Improvement and the danger of overactivity during relapse

[FrankDI]

I have had ME for 20 years, with relapses and remissions. I have had good years when I have been able to work. I have also had very bad months when I have been housebound.

I had a very severe relapse in October last year (2014) and in the 4 months since I have had ups and downs, but had managed to increase from being bedbound to being housebound and being able to do basic essential living tasks.

Two weeks ago I thought I had improved to a level where I could leave my flat every day and do activity. I have to admit that in the previous weeks I had not gone out of the flat without help on any single day.
In the week that I felt good I started clearing my Mum’s house (a long story, but basically my sister and I have to sell it). On one day I was going up and down stairs and filling my car twice with junk to take to the waste tip.

Last week I suffered big payback, and have been feeling really ill for one and a half weeks now, stuck in the flat and suffering with massive symptom flare. I am trying to re-establish a baseline of washing, cooking and sleeping!


I feel a bit stupid after suffering from ME for 20 years and feel that I should know how to manage this illness better.

I struggle with reining in my activity when I start to feel a bit better. I go into overdrive. And then I suffer for it. I overestimate how well my body is, because I can actually do an activity without suffering payback straight away. For me the post-exertional malaise (PEM) is very delayed, perhaps by as much as 1 week.

I worry that I keep falling back down to the same level each time I try to do more activity. I also worry that I may cause more serious long-term, permanent damage.

I am hoping that other people who have had moderate/severe ME and have had relapses might be able to offer some advice on how to manage energy. Is delayed PEM of 1 week “normal”? How do you monitor what you can actually do if your body doesn’t give you the right warning signals when you are doing it?

In the past I have got over my relapses much quicker i.e. 6-9months. I suspect that I have to re-evaluate and assume that this is a much longer process of (hopefully) improvement compared to the past. Does anyone else have this experience of their ME/CFS?

 

[MeSci]

A week is an unusually long time before PEM, but I think I have found that the 'countdown' to PEM often doesn't seem to start until I have slowed down and started resting more, so if I am overactive a few days in a row the PEM won't kick in as long as I am active. My own delay tends to be about 2-3 days, whereas for some people it can be less than 24 hours.

So I suppose it is a good idea not to be active more than one day in a row, to see how bad PEM is when it kicks in.
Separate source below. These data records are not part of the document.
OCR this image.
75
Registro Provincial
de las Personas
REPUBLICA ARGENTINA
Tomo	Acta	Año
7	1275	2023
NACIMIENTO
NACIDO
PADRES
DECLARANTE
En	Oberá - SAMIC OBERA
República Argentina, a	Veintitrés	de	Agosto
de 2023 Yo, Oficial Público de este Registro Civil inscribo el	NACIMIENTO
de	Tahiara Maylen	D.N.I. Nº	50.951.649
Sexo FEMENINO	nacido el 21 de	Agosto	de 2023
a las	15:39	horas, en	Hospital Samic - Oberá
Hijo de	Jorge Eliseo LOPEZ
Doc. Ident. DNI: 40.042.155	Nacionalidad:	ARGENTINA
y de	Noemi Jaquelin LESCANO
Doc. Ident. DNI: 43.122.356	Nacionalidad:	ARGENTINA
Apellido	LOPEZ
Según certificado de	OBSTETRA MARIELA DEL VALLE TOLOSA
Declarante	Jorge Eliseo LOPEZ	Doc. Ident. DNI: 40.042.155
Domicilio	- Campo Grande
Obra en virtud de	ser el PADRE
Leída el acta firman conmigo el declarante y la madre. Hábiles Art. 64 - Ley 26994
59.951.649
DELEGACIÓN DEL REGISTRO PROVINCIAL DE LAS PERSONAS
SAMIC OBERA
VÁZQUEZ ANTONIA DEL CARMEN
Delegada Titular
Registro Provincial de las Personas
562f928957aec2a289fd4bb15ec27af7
Or you could try to prevent it altogether by going slowly when you are active and keeping your heart rate below your anaerobic threshold, which you can estimate - there is some discussion here.

Don't feel stupid - I wonder if any of us ever truly masters the art of staying within our limits! I have been ill for 20 years and still make mistakes. As for how long relapses last, I also wonder if anyone knows. We don't really know what's going on at a physiological level so are forever fumbling in the dark, guessing, hoping...I've had short-term quite-severe ones, and longer-term less-severe ones, an apparent dramatic improvement and then inexplicable decline again, and am currently striving to work out how to get back to my best-with-ME again.

Some people seem to be sure of their answers, but maybe what works for them won't work for everyone.

Not much help, am I?

 

[SDSue]

@FrankDI If you are stupid, then so am I! Resting when I feel a bit better is against everything in my being and I fight it constantly.

The only thing that seems to help is effective use of a heart rate monitor. There are many good threads, including this one, that talk about proper use.

I've been without my monitor for several months now (long story) and I am not managing the boom-bust cycle nearly as well as I was. Purchasing another one is on my list!

 

[worldbackwards]

Is delayed PEM of 1 week “normal”? How do you monitor what you can actually do if your body doesn’t give you the right warning signals when you are doing it?

I've had something like that, in the sense that there was one thing I *had* to go out in the car for every week which always made me a bit ill for a day or two, but if, say, I'd overdone it doing something else in the week, I might not feel it for a few days, but the car journey would trigger off a bad couple of weeks.

Monitoring? Trial and error. It's easier when you're severely affected and not trying to build things up quickly - nothing really changes very fast in terms of activity or symptoms, so outliers stand out. If things are changing a lot (I've never had a remission/relapse cycle, so I don't know how these things move), it might be a good idea to keep a diary of changing activities and symptoms, so as to look for patterns and keep on top of problematic stuff.